2. Employee Retention: The cuts could lead to increased voluntary turnover, as employees may seek better job opportunities elsewhere. In the case of Goldman Sachs, a number of senior executives have quit the bank following the layoffs and a decline in pay (Financial Times, 2023). High-performing employees may be more likely to leave, as they have more options in the job market, which could lead to a brain drain within the organization. The loss of key talent could negatively impact the organization's ability to retain institutional knowledge and maintain productivity.
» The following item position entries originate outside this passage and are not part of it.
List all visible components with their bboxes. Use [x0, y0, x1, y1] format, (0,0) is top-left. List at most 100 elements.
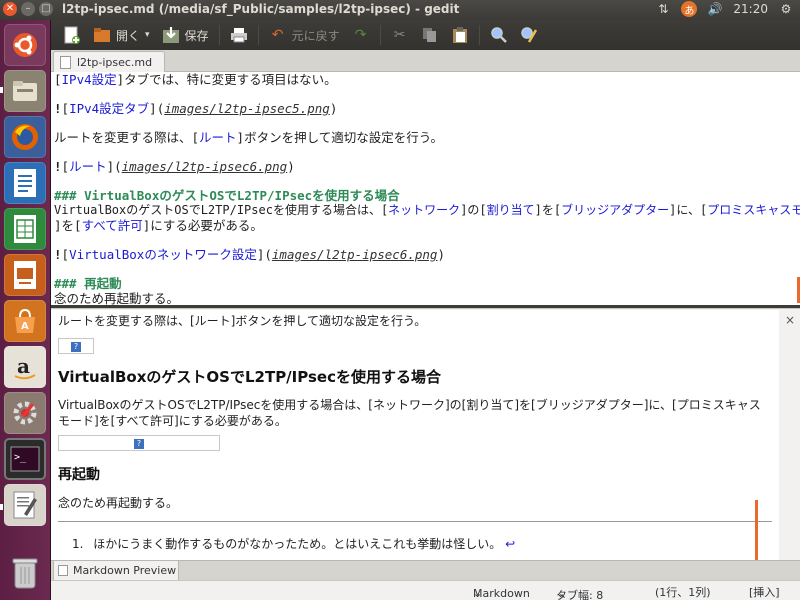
- input-method-icon[interactable]: あ: [681, 1, 698, 17]
- open-button-label: 開く: [116, 28, 141, 43]
- running-indicator: [0, 87, 3, 93]
- md-link-text: ルート: [69, 159, 107, 174]
- md-bracket: ): [329, 101, 338, 116]
- md-bracket: ): [287, 159, 295, 174]
- new-button[interactable]: [57, 22, 87, 48]
- md-text: ]を[: [54, 218, 82, 233]
- md-url: images/l2tp-ipsec6.png: [121, 159, 288, 174]
- minimize-window-button[interactable]: –: [21, 2, 35, 16]
- impress-icon[interactable]: [4, 254, 46, 296]
- open-button[interactable]: 開く ▾: [87, 22, 156, 48]
- print-button[interactable]: [224, 22, 254, 48]
- md-text: ]に、[: [669, 203, 708, 217]
- ubuntu-dash-icon[interactable]: [4, 24, 46, 66]
- broken-image-icon: ?: [134, 439, 144, 449]
- arrows-icon[interactable]: ⇅: [655, 1, 671, 17]
- insert-mode: [挿入]: [749, 586, 780, 599]
- chevron-down-icon[interactable]: ▾: [145, 30, 150, 40]
- md-bracket: [: [61, 101, 70, 116]
- svg-text:>_: >_: [14, 452, 27, 463]
- copy-icon: [421, 26, 439, 44]
- document-tab-label: l2tp-ipsec.md: [77, 55, 153, 69]
- trash-icon[interactable]: [4, 552, 46, 594]
- md-text: ]にする必要がある。: [142, 218, 263, 233]
- firefox-icon[interactable]: [4, 116, 46, 158]
- md-bracket: [: [54, 72, 62, 87]
- preview-paragraph: ルートを変更する際は、[ルート]ボタンを押して適切な設定を行う。: [58, 314, 427, 328]
- text-editor-icon[interactable]: [4, 484, 46, 526]
- save-icon: [162, 26, 180, 44]
- close-window-button[interactable]: ✕: [3, 2, 17, 16]
- md-text: ]ボタンを押して適切な設定を行う。: [236, 130, 443, 145]
- new-document-icon: [63, 26, 81, 44]
- md-image-marker: !: [54, 247, 62, 262]
- preview-document[interactable]: ルートを変更する際は、[ルート]ボタンを押して適切な設定を行う。 ? Virtu…: [51, 310, 779, 560]
- save-button[interactable]: 保存: [156, 22, 215, 48]
- footnote-backlink[interactable]: ↩: [505, 537, 515, 551]
- cut-button[interactable]: ✂: [385, 22, 415, 48]
- md-bracket: [: [61, 159, 70, 174]
- editor-line: ルートを変更する際は、[ルート]ボタンを押して適切な設定を行う。: [54, 130, 800, 145]
- calc-icon[interactable]: [4, 208, 46, 250]
- editor-line: [IPv4設定]タブでは、特に変更する項目はない。: [54, 72, 800, 87]
- paste-button[interactable]: [445, 22, 475, 48]
- gear-icon[interactable]: ⚙: [778, 1, 794, 17]
- copy-button[interactable]: [415, 22, 445, 48]
- md-bracket: ](: [106, 159, 122, 174]
- text-editor-area[interactable]: [IPv4設定]タブでは、特に変更する項目はない。 ![IPv4設定タブ](im…: [51, 72, 800, 305]
- md-link-text: すべて許可: [81, 218, 143, 233]
- md-image-marker: !: [54, 101, 62, 116]
- folder-icon: [93, 26, 111, 44]
- undo-button[interactable]: ↶ 元に戻す: [263, 22, 346, 48]
- editor-line: 念のため再起動する。: [54, 291, 800, 305]
- md-url: images/l2tp-ipsec6.png: [271, 247, 438, 262]
- speaker-icon[interactable]: 🔊: [707, 1, 723, 17]
- footnote: 1. ほかにうまく動作するものがなかったため。とはいえこれも挙動は怪しい。 ↩: [72, 535, 515, 552]
- svg-text:A: A: [21, 321, 29, 332]
- md-link-text: ブリッジアダプター: [561, 203, 670, 217]
- markdown-preview-tab[interactable]: Markdown Preview: [53, 561, 179, 581]
- footnote-number: 1.: [72, 537, 84, 551]
- md-link-text: ネットワーク: [388, 203, 461, 217]
- md-bracket: ](: [256, 247, 272, 262]
- terminal-icon[interactable]: >_: [4, 438, 46, 480]
- save-button-label: 保存: [184, 28, 209, 43]
- redo-button[interactable]: ↷: [346, 22, 376, 48]
- editor-line: ![ルート](images/l2tp-ipsec6.png): [54, 159, 800, 174]
- toolbar-separator: [218, 25, 220, 45]
- toolbar: 開く ▾ 保存 ↶ 元に戻す ↷ ✂: [51, 20, 800, 50]
- preview-scrollbar[interactable]: [755, 500, 758, 560]
- find-button[interactable]: [484, 22, 514, 48]
- system-settings-icon[interactable]: [4, 392, 46, 434]
- md-text: ルートを変更する際は、[: [54, 130, 200, 145]
- md-text: ]を[: [534, 203, 562, 217]
- editor-line: VirtualBoxのゲストOSでL2TP/IPsecを使用する場合は、[ネット…: [54, 203, 800, 218]
- find-replace-button[interactable]: [514, 22, 544, 48]
- writer-icon[interactable]: [4, 162, 46, 204]
- md-bracket: ](: [149, 101, 165, 116]
- document-tab[interactable]: l2tp-ipsec.md: [53, 51, 165, 72]
- close-preview-icon[interactable]: ×: [785, 313, 795, 327]
- md-bracket: ): [437, 247, 445, 262]
- editor-line: ]を[すべて許可]にする必要がある。: [54, 218, 800, 233]
- software-center-icon[interactable]: A: [4, 300, 46, 342]
- amazon-icon[interactable]: a: [4, 346, 46, 388]
- toolbar-separator: [257, 25, 259, 45]
- markdown-preview-pane: ルートを変更する際は、[ルート]ボタンを押して適切な設定を行う。 ? Virtu…: [51, 308, 800, 560]
- search-icon: [490, 26, 508, 44]
- broken-image-placeholder: ?: [58, 435, 220, 451]
- md-link-text: IPv4設定: [61, 72, 117, 87]
- clock[interactable]: 21:20: [733, 2, 768, 16]
- maximize-window-button[interactable]: □: [39, 2, 53, 16]
- chevron-down-icon: ⌄: [556, 587, 566, 600]
- md-text: ]タブでは、特に変更する項目はない。: [116, 72, 337, 87]
- md-heading: ### VirtualBoxのゲストOSでL2TP/IPsecを使用する場合: [54, 188, 400, 203]
- document-icon: [60, 55, 71, 69]
- md-bracket: [: [61, 247, 70, 262]
- md-link-text: プロミスキャスモード: [707, 203, 800, 217]
- md-link-text: IPv4設定タブ: [69, 101, 150, 116]
- files-icon[interactable]: [4, 70, 46, 112]
- md-heading: ### 再起動: [54, 276, 122, 291]
- markdown-preview-tab-label: Markdown Preview: [73, 564, 177, 577]
- redo-icon: ↷: [354, 27, 367, 43]
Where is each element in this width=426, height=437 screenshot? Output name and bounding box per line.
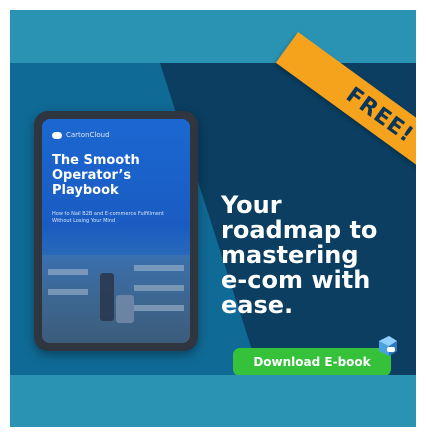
download-ebook-button[interactable]: Download E-book [233, 348, 391, 375]
tablet-mockup: CartonCloud The Smooth Operator’s Playbo… [34, 111, 198, 351]
book-brand: CartonCloud [52, 131, 110, 139]
book-subtitle: How to Nail B2B and E-commerce Fulfillme… [52, 211, 165, 224]
shelf-shape [48, 269, 88, 275]
cart-figure [116, 295, 134, 323]
shelf-shape [48, 289, 88, 295]
worker-figure [100, 273, 114, 321]
book-brand-label: CartonCloud [66, 131, 110, 139]
shelf-shape [134, 305, 184, 311]
warehouse-photo [42, 255, 190, 343]
cloud-logo-icon [52, 131, 62, 139]
ad-frame: CartonCloud The Smooth Operator’s Playbo… [10, 10, 416, 427]
shelf-shape [134, 285, 184, 291]
book-title: The Smooth Operator’s Playbook [52, 153, 140, 198]
shelf-shape [134, 265, 184, 271]
ebook-cover: CartonCloud The Smooth Operator’s Playbo… [42, 119, 190, 343]
headline: Your roadmap to mastering e-com with eas… [221, 191, 378, 319]
cartoncloud-logo-icon [379, 336, 397, 356]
3. Overall Productivity: The cuts could lead to a decrease in overall productivity, as the remaining employees may have to take on additional responsibilities and workloads. The loss of key talent and expertise could also negatively impact productivity, as the remaining employees may not have the same level of skills or experience. However, the cuts could also lead to an increase in productivity if the remaining employees are more motivated and engaged, and if the organization is able to identify and retain its top performers. The cuts could also lead to a more efficient and streamlined organization, as the bank aims to keep costs down and make room for new talent (Reuters, 2023).

In conclusion, the proposed staff reduction at Goldman Sachs is expected to have a positive impact on the bank's strategic goals by reducing costs, creating opportunities for talent acquisition, and reinforcing the bank's commitment to high performance and market positioning. However, the cuts could also negatively impact employee morale, retention, and productivity within the organization. It is important for the organization to communicate the reasons behind the cuts and to provide support and resources to help employees navigate the changes. Additionally, the organization should focus on retaining and engaging its top performers to mitigate the potential negative impacts of the cuts.